Design/methodology/approach
The big data corpus comprising research articles has been extracted from the scientific Scopus database and analyzed using the VoSviewer application. The literature around the subject has been presented using bibliometrics to give useful insights on the most popular research work and articles, top contributing journals, authors, institutions and countries leading to identification of gaps and potential research areas.
Findings
Based on the review, this study concludes that, even in an era of global market integration and disruptive technological advancements, many important aspects of this subject remain significantly underexplored. Over the past two decades, research has lagged behind the evolution of capital market crime and market regulations. Finally, based on the findings, the study suggests important future research directions as well as a few research questions. This includes market manipulation, market regulations and new-age technologies, all of which could be very useful to researchers in this field and generate key inputs for stock market regulators.

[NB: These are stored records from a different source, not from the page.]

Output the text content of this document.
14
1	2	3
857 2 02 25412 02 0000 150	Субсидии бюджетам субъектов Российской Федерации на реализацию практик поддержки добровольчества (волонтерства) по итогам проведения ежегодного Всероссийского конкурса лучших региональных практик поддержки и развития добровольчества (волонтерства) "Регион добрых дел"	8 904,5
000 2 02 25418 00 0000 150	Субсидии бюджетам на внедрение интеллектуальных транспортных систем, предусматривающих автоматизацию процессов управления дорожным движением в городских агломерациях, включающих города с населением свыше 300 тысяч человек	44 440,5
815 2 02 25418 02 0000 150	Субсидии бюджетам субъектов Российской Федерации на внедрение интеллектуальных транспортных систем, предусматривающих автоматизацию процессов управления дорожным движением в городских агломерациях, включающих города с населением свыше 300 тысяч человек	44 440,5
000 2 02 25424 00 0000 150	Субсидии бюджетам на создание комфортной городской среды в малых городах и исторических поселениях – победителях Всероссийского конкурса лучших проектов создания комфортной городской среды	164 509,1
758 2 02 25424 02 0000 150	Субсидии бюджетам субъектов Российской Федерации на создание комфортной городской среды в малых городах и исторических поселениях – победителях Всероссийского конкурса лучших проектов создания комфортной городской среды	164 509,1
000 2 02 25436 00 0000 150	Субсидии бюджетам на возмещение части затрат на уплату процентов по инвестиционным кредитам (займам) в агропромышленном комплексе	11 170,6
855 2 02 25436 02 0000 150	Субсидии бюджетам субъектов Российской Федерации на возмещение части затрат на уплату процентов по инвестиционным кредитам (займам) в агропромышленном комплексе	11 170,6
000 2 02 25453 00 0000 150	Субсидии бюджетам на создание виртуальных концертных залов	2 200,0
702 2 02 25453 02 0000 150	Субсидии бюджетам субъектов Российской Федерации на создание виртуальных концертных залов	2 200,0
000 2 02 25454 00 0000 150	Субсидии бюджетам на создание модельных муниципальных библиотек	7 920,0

Research limitations/implications
The limitation of this research is that it is based on Scopus database so the possibility of omission of some literature cannot be completely ruled out. More advanced machine learning techniques could be applied to decode the finer aspects of the studies undertaken so far.
Practical implications
Increased integration among global markets, fast-paced technological disruptions and complexity of financial crimes in stock markets have put immense pressure on market regulators. As economies and equity markets evolve, good research investigations can aid in a better understanding of market manipulation and regulatory compliance. The proposed research directions will be very useful to researchers in this field as well as generate key inputs for stock market regulators to deal with market misbehavior.
Originality/value
This study has adopted a period-wise broad-based scientific approach to identify some of the most pertinent gaps in the subject and has proposed practical areas of study to strengthen the literature in the said field.